Aujourd’hui, seuls trois des neufs accusés reconnaissent leur culpabilité, dont le fameux Zorine, qui est le seul à avoir été libéré (les autres sont toujours en maison d’arrêt).

Comment les autorités russes réagissent aux récits relatant ces tortures ?

Elles ne réagissent pas du tout. Le comité d’enquête a refusé d’ouvrir une enquête sur les tortures à l’égard de l’un d’eux, Filinkov.  Idem pour Kapoustine, qui a été libéré après avoir été interrogé (parce qu’il connaît l’un des accusés) et dit s’être fait taser dans le panier à salade qui l’amenait au commissariat. L’un des neuf, Ptchelintsev, est revenu sur ses déclarations relatives aux tortures qu’il a subies, mais a ensuite déclaré que c’est parce qu’à la suite de ces déclarations, il avait été de nouveau torturé, justement pour le faire revenir sur ses déclarations.

La chaine NTV a diffusé un docu d’u ne demi-heure, « Réseau dangereux », où les arrêtés sont qualifiés de dangereux radicaux. On y voit notamment un montage qui cherche à démontrer que Ptchelintsev s’est infligé lui-même les blessures dont il dit qu’elles sont dues aux tortures qu’il a subies.


Que dit le docu de NTV ?
Les mères de deux détenus ont dit que l’enquêteur du FSB les a forcées par le chantage à collaborer avec les journalistes de la chaine. L’avocat de l’un de ces deux-là a déclaré à NTV que le FSB avait démontré la culpabilité de son client (suite à quoi ce dernier a décidé de ne plus faire appel à ses services). L’administration de la maison d’arrêt a cherché les détenus à donner une interview à la chaîne RT, mais ils ont refusé.

C’est un cas unique ? Ou des histoires comparables se sont déjà produites ?

Cette affaire rappelle celle des « terroristes de Crimée », l’affaire Sentsov.
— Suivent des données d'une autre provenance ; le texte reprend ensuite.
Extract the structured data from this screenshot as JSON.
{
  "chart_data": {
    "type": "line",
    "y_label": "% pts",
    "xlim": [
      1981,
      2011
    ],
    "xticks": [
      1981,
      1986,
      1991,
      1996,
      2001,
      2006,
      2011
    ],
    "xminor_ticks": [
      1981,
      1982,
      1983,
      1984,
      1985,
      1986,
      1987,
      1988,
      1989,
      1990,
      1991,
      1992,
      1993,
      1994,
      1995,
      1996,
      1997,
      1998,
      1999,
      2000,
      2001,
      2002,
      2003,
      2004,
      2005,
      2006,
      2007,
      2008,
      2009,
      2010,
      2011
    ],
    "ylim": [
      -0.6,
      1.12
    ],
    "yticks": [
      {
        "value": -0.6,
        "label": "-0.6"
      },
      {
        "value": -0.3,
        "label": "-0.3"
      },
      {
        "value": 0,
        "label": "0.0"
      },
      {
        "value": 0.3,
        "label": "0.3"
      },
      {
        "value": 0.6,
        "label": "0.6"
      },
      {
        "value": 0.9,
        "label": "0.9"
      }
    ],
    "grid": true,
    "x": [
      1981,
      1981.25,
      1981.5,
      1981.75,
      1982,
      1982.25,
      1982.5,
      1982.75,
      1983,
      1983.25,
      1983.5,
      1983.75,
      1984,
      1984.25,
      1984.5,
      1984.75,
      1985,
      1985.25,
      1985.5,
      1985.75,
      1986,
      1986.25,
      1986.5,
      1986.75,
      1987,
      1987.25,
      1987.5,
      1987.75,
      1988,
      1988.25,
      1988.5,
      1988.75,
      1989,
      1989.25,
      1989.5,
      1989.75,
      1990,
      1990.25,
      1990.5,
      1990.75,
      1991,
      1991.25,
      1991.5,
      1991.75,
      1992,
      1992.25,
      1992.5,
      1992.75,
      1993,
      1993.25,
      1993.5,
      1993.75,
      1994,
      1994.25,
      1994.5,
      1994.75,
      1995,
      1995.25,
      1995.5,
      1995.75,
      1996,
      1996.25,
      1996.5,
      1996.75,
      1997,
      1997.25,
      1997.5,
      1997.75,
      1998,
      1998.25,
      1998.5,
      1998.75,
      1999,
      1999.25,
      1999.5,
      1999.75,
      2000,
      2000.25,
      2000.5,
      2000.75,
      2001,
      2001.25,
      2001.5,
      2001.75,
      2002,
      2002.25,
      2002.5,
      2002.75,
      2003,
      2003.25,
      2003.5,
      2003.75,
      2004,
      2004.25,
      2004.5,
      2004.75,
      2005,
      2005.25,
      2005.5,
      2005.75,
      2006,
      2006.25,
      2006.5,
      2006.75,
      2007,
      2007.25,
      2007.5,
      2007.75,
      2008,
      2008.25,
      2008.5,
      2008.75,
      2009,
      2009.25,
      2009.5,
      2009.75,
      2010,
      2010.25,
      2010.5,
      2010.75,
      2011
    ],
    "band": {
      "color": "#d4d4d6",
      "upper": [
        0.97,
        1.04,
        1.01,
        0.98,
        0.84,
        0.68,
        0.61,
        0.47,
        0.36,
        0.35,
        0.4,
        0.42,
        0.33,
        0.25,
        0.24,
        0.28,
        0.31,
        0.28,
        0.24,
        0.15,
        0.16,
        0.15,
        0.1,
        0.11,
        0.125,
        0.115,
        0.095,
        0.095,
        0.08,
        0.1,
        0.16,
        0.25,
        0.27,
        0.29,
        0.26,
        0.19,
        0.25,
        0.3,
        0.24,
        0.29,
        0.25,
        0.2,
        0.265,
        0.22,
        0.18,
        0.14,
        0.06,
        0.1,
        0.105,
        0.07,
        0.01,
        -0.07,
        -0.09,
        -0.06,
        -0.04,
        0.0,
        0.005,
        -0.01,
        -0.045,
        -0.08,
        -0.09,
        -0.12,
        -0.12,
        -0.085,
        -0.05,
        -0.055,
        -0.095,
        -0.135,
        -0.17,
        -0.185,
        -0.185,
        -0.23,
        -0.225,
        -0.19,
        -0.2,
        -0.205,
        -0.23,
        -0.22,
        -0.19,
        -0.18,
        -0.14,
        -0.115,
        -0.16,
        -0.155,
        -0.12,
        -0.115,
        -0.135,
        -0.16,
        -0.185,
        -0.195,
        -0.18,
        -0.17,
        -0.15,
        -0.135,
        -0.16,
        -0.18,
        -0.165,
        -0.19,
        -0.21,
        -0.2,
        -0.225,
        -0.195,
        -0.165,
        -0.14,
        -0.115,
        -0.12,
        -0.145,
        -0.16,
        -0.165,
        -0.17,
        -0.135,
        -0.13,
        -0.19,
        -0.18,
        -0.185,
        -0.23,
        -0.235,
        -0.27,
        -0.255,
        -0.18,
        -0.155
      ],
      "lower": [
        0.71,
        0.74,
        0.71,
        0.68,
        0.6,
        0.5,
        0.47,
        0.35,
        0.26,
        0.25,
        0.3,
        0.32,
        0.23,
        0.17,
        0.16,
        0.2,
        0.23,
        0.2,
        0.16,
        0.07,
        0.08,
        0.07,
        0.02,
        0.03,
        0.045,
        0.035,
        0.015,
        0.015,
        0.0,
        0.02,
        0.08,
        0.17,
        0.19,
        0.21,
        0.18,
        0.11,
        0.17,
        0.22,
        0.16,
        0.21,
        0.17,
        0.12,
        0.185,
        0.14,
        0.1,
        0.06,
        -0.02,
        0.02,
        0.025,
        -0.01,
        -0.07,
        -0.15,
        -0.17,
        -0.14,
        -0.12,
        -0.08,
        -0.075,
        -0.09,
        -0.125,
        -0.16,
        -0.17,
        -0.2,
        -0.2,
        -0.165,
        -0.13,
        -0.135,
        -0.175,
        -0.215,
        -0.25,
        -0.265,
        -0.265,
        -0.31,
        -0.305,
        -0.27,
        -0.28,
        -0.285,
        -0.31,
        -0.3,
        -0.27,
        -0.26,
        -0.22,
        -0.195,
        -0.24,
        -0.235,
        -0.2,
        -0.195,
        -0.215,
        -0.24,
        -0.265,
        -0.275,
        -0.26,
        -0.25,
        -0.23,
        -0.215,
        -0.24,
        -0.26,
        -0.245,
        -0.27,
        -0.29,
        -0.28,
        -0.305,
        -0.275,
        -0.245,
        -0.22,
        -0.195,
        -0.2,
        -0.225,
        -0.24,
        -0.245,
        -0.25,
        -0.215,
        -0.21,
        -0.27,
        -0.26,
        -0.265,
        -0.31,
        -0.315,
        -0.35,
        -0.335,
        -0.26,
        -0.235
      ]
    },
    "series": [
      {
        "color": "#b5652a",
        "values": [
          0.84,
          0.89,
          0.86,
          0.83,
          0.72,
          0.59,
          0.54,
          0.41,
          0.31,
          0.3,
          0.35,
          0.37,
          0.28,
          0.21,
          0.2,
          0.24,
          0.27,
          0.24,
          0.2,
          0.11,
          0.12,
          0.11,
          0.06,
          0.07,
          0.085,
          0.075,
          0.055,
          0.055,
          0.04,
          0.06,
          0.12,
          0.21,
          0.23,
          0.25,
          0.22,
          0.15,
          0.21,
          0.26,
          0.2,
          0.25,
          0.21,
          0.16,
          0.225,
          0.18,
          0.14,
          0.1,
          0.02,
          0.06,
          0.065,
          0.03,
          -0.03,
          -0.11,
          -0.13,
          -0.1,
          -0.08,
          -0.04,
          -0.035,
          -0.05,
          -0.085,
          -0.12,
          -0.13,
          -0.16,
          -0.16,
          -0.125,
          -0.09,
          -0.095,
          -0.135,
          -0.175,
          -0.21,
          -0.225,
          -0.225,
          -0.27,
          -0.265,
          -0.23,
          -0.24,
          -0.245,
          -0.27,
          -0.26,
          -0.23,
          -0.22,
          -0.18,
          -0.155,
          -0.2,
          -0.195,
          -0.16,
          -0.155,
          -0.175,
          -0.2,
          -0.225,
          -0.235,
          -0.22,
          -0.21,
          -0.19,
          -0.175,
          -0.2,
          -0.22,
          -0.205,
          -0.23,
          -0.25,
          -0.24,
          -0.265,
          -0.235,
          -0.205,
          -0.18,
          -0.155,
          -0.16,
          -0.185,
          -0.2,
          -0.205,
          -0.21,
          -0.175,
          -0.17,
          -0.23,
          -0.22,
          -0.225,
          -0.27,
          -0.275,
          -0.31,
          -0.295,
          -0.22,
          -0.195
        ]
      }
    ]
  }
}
À ceci près qu’en Crimée il y avait eu des dégâts commis, quoique minimes ; ici, rien.

Certains lient cette affaire aux élections et au championnat du monde, ou en faisant filtrer les infos sur les tortures les plus atroces, les services ont pu "nettoyer" le milieu à moindres frais, une partie des activistes liés à ceux qui ont été arrêtés ont quitté le pays, d'autres ont fait le profil le plus bas possible.

Quand et où le procès aura lieu ?


L’enquête peut durer jusqu’à l’automne, voire plus longtemps. Pour l’instant, les affaires de Penza et de SPB sont examinées séparément. Il y aura donc peut-être deux procès séparés. Mais comme ils sont inculpés pour des articles « terroristes », seuls quelques tribunaux militaires du pays peuvent les juger. Les gars de Saint-Petersbourg peuvent être jugés dans l’un de ces tribunaux à Moscou, ceux de Penza dans un autre, situé dans à Rostov  — celui-là même où ont été jugés Sentsov et ses camarades.